[f. next.]
1. The quality of being uncomely; want of comeliness († or seemliness); an uncomely feature.
1542. Becon, Potation for Lent, G iij. To make clene ye face of our hart, from all fylthinesse of synnes & from the vncomelynes of trespasse.
1589. Puttenham, Eng. Poesie, III. xxiv. (Arb.), 297. In euery vncomlinesse there must be a certaine absurditie and disproportion to nature.
1624. Heywood, Gunaik., II. 64. They raysed a kind of uncomelinesse and deformitie in the faces of such as playd upon them.
1670. Milton, Hist. Brit., II. 60. Her own Subjects, who detested the uncomeliness of thir Subjection to the Monarchie of a Woeman.

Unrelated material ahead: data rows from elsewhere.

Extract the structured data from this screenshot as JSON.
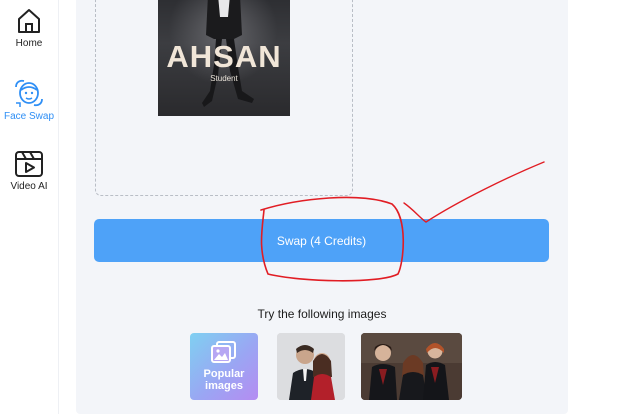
{
  "sidebar": {
    "items": [
      {
        "label": "Home",
        "icon": "home-icon",
        "active": false
      },
      {
        "label": "Face Swap",
        "icon": "face-swap-icon",
        "active": true
      },
      {
        "label": "Video AI",
        "icon": "video-icon",
        "active": false
      }
    ]
  },
  "upload": {
    "poster_name": "AHSAN",
    "poster_subtitle": "Student"
  },
  "swap_button": {
    "label": "Swap (4 Credits)"
  },
  "examples": {
    "title": "Try the following images",
    "popular_label_1": "Popular",
    "popular_label_2": "images"
  },
  "colors": {
    "accent": "#4ea2f8",
    "active_nav": "#2f8ff5",
    "panel_bg": "#f3f5f9",
    "annotation": "#e11d24"
  }
}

1711. Steele, Spect., No. 52, ¶ 3. The native and unaffected Uncomeliness of her Person.
1795. Burke, Abridgm. Eng. Hist., Wks. 1842, II. 509. He has joined to these powers of living existence uncomeliness, want of strength, want of distinction.
1865. M. Arnold, Ess. Crit., iv. (1873), 164. That brick-and-mortar image of English Protestantism, representing it in all its prose, all its uncomeliness.
† 2. Unruliness. Obs.1
1607. Markham, Cavel., V. 22. If you finde his [a horses] vncomelinesse onelye proceedes from ticklishnesse.